With new contracts worth EUR 860 million, waste management and recycling major Suez hopes to boost its global growth in the industrial sector and especially six priority markets: food & beverage; chemicals; construction; decommissioning and materials; energy, pulp and paper; and mining and metals.

In line with its ‘Shaping Suez 2030’ plan, the company looks to support major industries in implementing technologies and services that deliver operational excellence and help them address their environmental challenges.

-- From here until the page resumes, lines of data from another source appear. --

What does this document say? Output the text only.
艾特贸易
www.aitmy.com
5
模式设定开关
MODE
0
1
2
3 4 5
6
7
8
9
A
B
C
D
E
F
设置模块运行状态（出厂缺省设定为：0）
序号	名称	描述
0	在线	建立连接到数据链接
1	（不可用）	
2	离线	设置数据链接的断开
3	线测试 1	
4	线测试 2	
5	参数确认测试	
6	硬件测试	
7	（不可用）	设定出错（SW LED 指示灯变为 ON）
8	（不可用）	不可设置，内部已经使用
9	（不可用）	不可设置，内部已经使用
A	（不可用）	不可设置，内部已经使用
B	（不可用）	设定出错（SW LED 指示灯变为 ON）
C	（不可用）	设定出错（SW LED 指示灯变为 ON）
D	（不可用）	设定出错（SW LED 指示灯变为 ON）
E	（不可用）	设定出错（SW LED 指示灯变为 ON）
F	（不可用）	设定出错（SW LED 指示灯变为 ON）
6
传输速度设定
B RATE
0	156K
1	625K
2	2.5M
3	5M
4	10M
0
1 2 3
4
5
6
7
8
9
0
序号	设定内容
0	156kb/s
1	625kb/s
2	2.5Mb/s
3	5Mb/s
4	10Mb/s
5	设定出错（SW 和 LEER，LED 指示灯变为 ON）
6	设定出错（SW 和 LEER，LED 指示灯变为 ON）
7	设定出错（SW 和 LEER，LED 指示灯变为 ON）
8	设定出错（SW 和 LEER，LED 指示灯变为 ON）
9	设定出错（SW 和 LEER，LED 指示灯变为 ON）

In the United States, Mark Anthony Brewing renewed its confidence in Suez to engineer, supply and instal reverse osmosis equipment for the production of processed water and water recovery at its production site in Glendale, Arizona. The company will benefit from Suez expertise to reduce the water footprint and environmental impact of its second production facility, on a new 25 000 M2 green field site.

Chemical waste recovery

Arkema, a global player in chemistry and specialty materials, has renewed its collaboration with Suez collaboration through a three-year contract worth EUR 38 million. Waste amounting to 60 000 tonnes per year is managed and recovered at 20 sites in France.

In the western France, Suez will undertake a dismantling project to ensure the de-pollution of facilities and odour control during operations. Arkema expects more than 20,000 m² will be treated.

Meanwhile, BP has awarded Suez a EUR 10 million contract over three-and-a-half years for the management of hazardous waste at one of its European refineries. The Suez solution recovers and converts waste into an alternative fuel that will eventually feed a network of cement kilns.

Paper too

An unnamed major paper recycler and producer in Ontario, Canada, has awarded Suez a two-year service extension, turning a temporary mobile solution for maintenance into a long-term water treatment contract. This will enable the company to produce higher quality boiler feed water from local surface water, while also meeting production needs and reducing chemical usage. Eight mobile units will be provided, consisting of ultrafiltration, reverse osmosis and demineralization trailers.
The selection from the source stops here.